You first need to install CUDA and docker on your machine: https://www.celantur.com/blog/run-cuda-in-docker-on-linux/
docker run --rm --privileged --gpus all -it leeleo3x/hfuse:latest bash
Note that we have provided pre-fused kernels and you can skip this step.
- Fuse DL kernels:
cd /root
mkdir fused-torch
cd fused-torch
HFUSE_PARALLEL=1 ../HFuse/build/tools/llvm-smart-fuser/llvm-smart-fuser ../HFuse/configs/ml_fusion.yaml ../HFuse/configs/ml_kernels.yaml ../TorchKernel/fused/
- Fuse crypto kernels:
cd /root
mkdir fused-crypto
cd fused-crypto
HFUSE_PARALLE=0 ../HFuse/build/tools/llvm-smart-fuser/llvm-smart-fuser ../HFuse/configs/crypto_fusion.yaml ../HFuse/configs/crypto_kernels.yaml ../ethminer/libethash-cuda
You may use HFUSE_PARALLEL
to enable parallel fusing.
Note that you can only use it while fusing DL kernels.
Fusing all kernels takes ~30min.
- Next, you need to move the fused kernels to the corresponding folders.
cd /root
mv ./fused-torch/* ./TorchKernel/fused
mv ./fused-crypto/* ./ethminer/libethash-cuda/
-
Note: HFuse makes several implace modifications of the input kernels due to the limitation of Clang Toolchain. If you cancel a fusing task (Ctrl-C) or the system crashes due to unknown reseaons. You need to go to the source file repo and revert all changes made by HFuse.
-
To revert changes of crypto kernels:
cd /root/ethminer/
git checkout .
- To revert changes of DL kernels:
cd /root/TorchKernel
git checkout .
- Build DL kernels:
cd /root/TorchKernel
./build.sh
- Build crypto kernels:
cd /root/ethminer
mkdir build
cd build
cmake ..
make fuser -j4
Building two projects take ~30min.
- To run DL kernels
cd /root/TorchKernel
/usr/local/cuda-11.5/bin/nvprof --csv --log-file performance.csv python3 ./call_{arch}.py
/usr/local/cuda-11.5/bin/nvprof -f -o dl.nvprof python3 ./call_{arch}.py
python3 ~/nvprof2json/nvprof2json.py dl.nvprof > dl.json
And repace {arch} with the GPU you use (1080 or v100).
- To run crypto kernels
cd /root/ethminer
/usr/local/cuda-11.5/bin/nvprof --csv --log-file performance.csv ./build/fuse/fuser
/usr/local/cuda-11.5/bin/nvprof -f -o crypto.nvprof ./build/fuse/fuser
python3 ~/nvprof2json/nvprof2json.py crypto.nvprof > crypto.json
The execution time of each kernel are stored in /root/ethminer/performance.csv
and /root/TorchKernel/performance.csv
.
- To visualize kernel execution time results (Figure 7)
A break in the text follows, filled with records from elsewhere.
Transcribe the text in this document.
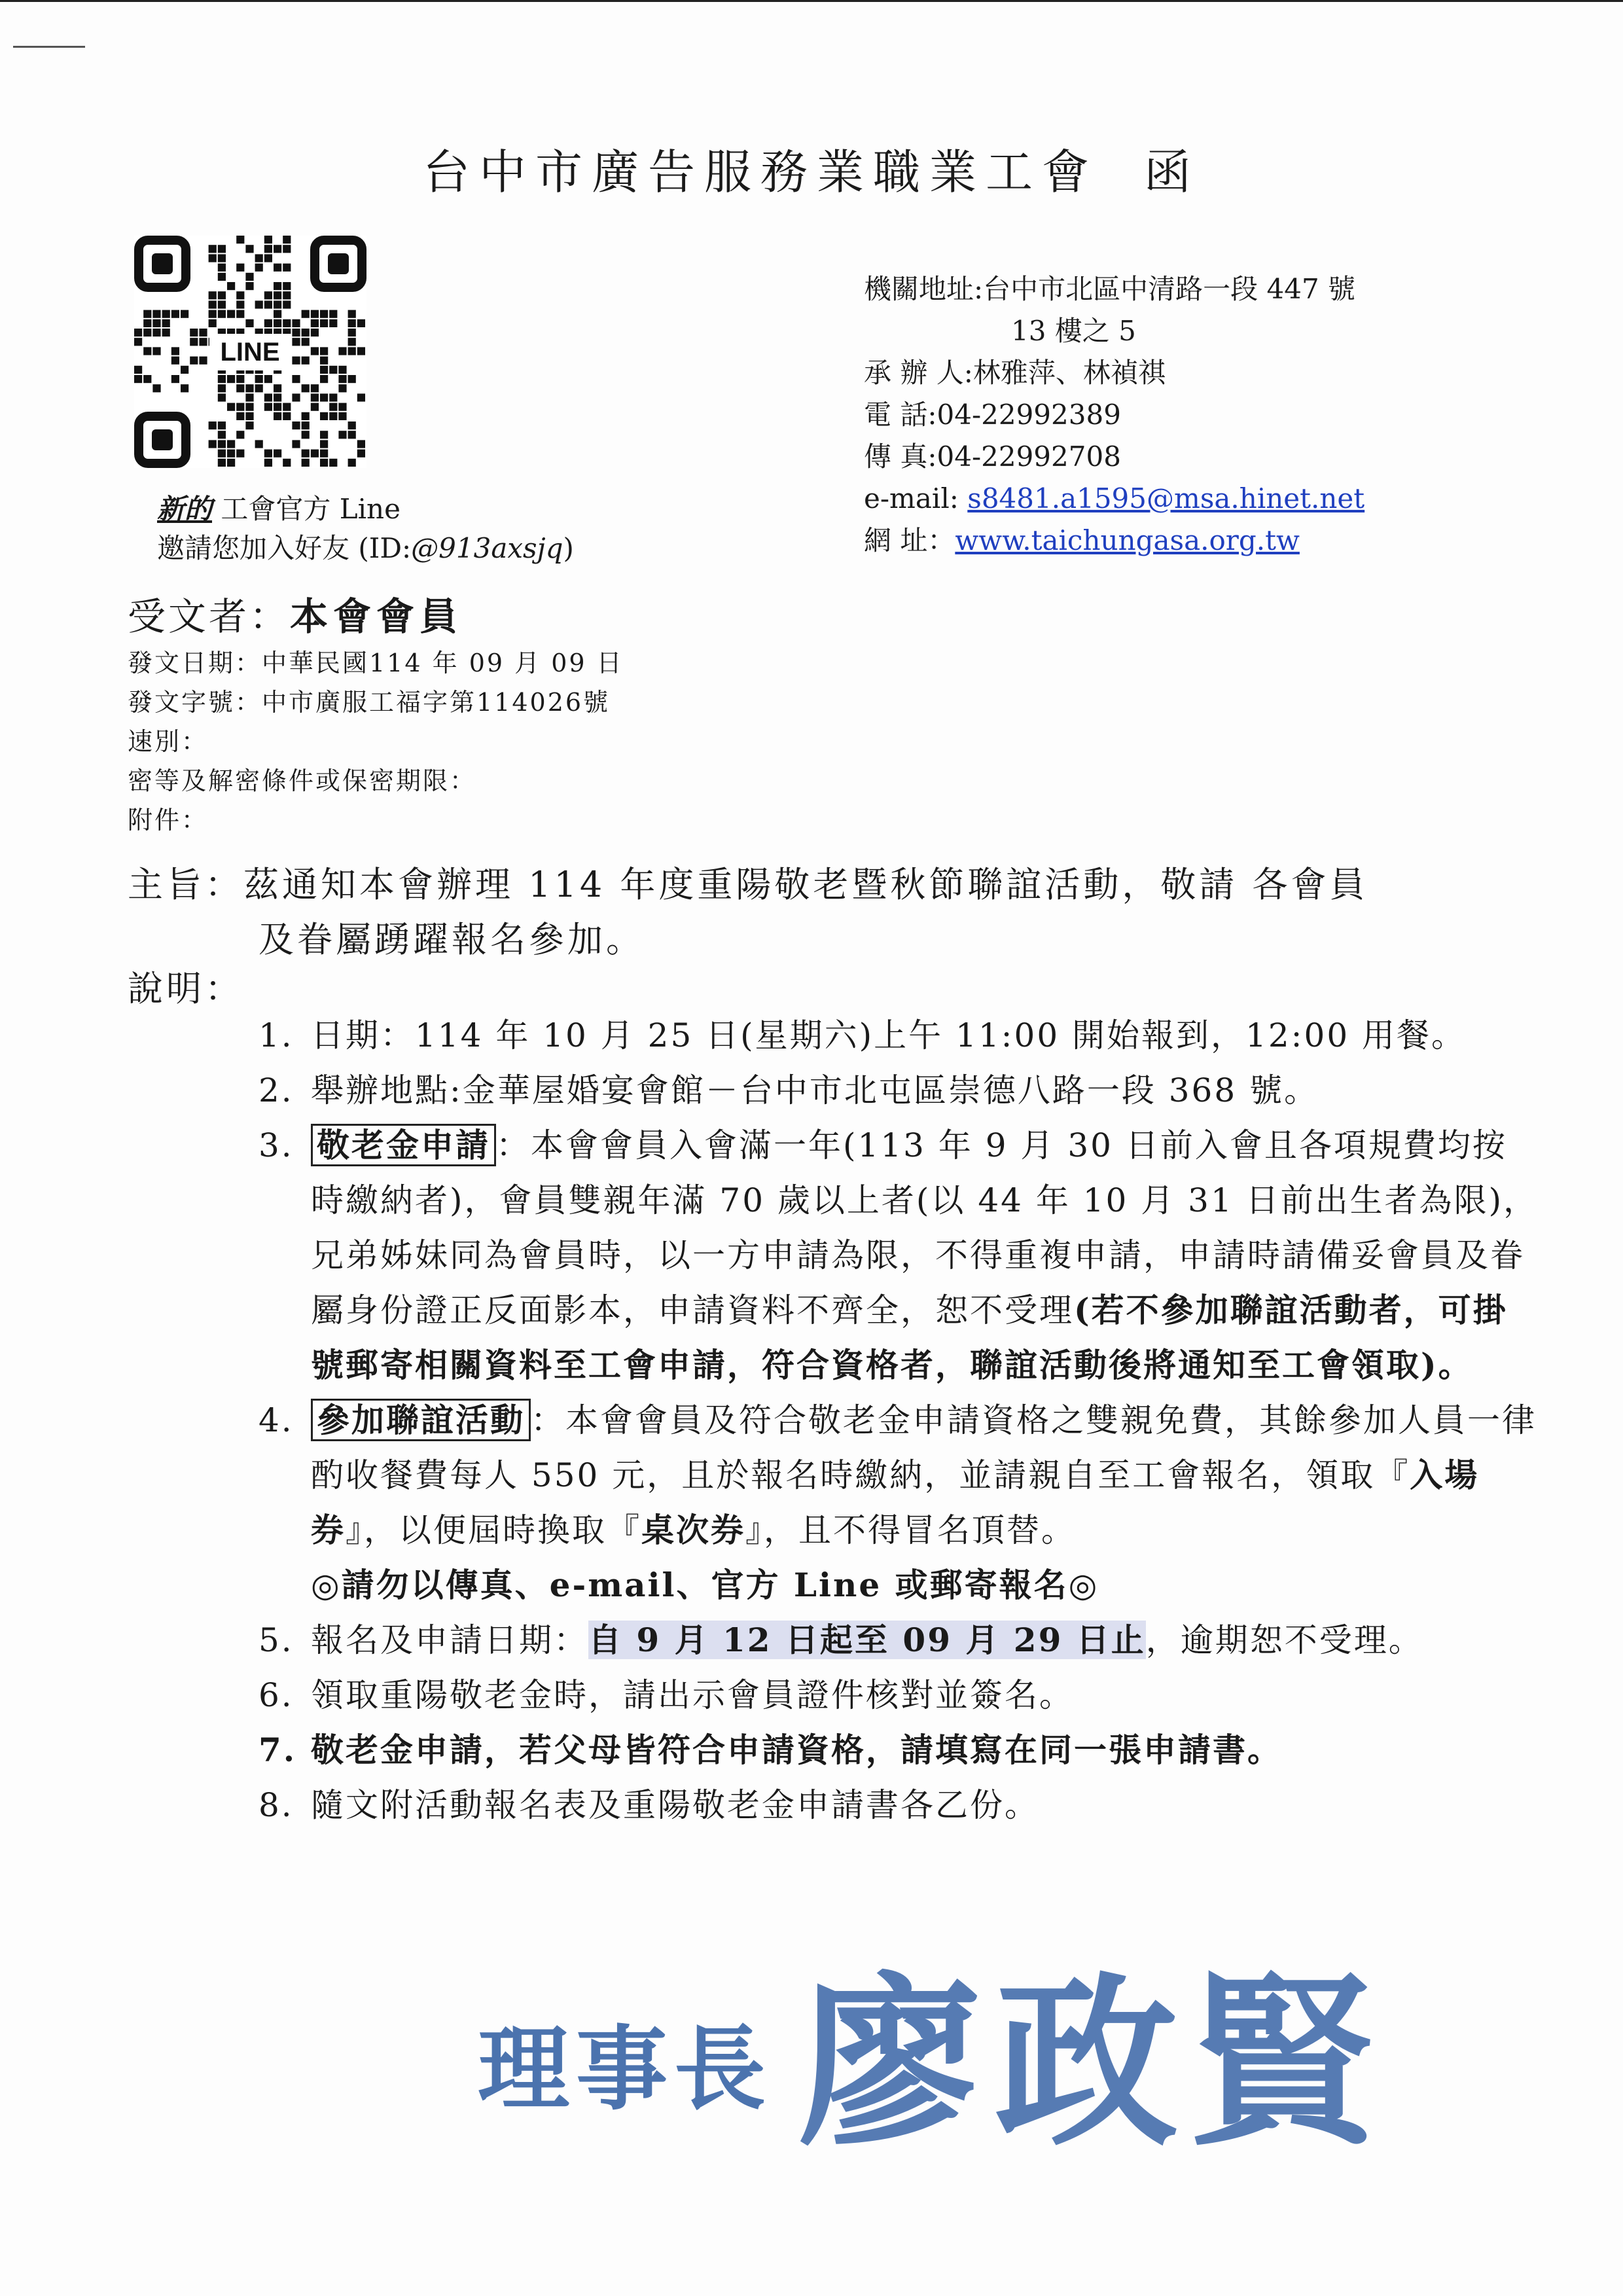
台中市廣告服務業職業工會 函
LINE
新的 工會官方 Line
邀請您加入好友 (ID:@913axsjq)
機關地址:台中市北區中清路一段 447 號
13 樓之 5
承 辦 人:林雅萍、林禎祺
電 話:04-22992389
傳 真:04-22992708
e-mail: s8481.a1595@msa.hinet.net
網 址：www.taichungasa.org.tw
受文者：本會會員
發文日期：中華民國114 年 09 月 09 日
發文字號：中市廣服工福字第114026號
速別：
密等及解密條件或保密期限：
附件：
主旨：茲通知本會辦理 114 年度重陽敬老暨秋節聯誼活動，敬請 各會員
及眷屬踴躍報名參加。
說明：
1. 日期：114 年 10 月 25 日(星期六)上午 11:00 開始報到，12:00 用餐。
2. 舉辦地點:金華屋婚宴會館－台中市北屯區崇德八路一段 368 號。
3. 敬老金申請 ：本會會員入會滿一年(113 年 9 月 30 日前入會且各項規費均按時繳納者)，會員雙親年滿 70 歲以上者(以 44 年 10 月 31 日前出生者為限)，兄弟姊妹同為會員時，以一方申請為限，不得重複申請，申請時請備妥會員及眷屬身份證正反面影本，申請資料不齊全，恕不受理(若不參加聯誼活動者，可掛號郵寄相關資料至工會申請，符合資格者，聯誼活動後將通知至工會領取)。
4. 參加聯誼活動 ：本會會員及符合敬老金申請資格之雙親免費，其餘參加人員一律酌收餐費每人 550 元，且於報名時繳納，並請親自至工會報名，領取『入場券』，以便屆時換取『桌次券』，且不得冒名頂替。
◎請勿以傳真、e-mail、官方 Line 或郵寄報名◎
5. 報名及申請日期：自 9 月 12 日起至 09 月 29 日止，逾期恕不受理。
6. 領取重陽敬老金時，請出示會員證件核對並簽名。
7. 敬老金申請，若父母皆符合申請資格，請填寫在同一張申請書。
8. 隨文附活動報名表及重陽敬老金申請書各乙份。
理事長 廖政賢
mv /root/TorchKernel/dl.json /root/HFuse/scripts/data-new
mv /root/ethminer/crypto.json /root/HFuse/scripts/data-new
cd /root/HFuse/scripts/
python3 analyze_nvprof.py ./data-new/dl.json ./data-new/crypto.json
The graph is stored in /root/HFuse/scripts/fused.png
- To collect kernel metrics (Figure 8)
cd /root/ethminer
/usr/local/cuda-11.5/bin/nvprof --csv --log-file metrics.csv --events "elapsed_cycles_pm" --metrics "issue_slot_utilization,achieved_occupancy,stall_memory_dependency" ./build/fuse/fuser
cd /root/TorchKernel
/usr/local/cuda-11.5/bin/nvprof --csv --log-file metrics.csv --events "elapsed_cycles_pm" --metrics "issue_slot_utilization,achieved_occupancy,stall_memory_dependency" python3 call.py
You will see the metrics in /root/ethminer/metrics.csv
and /root/TorchKernel/metrics.csv
files. Each row shows the name of the
kenel, the types of the metrics collected, and the value of the metrics.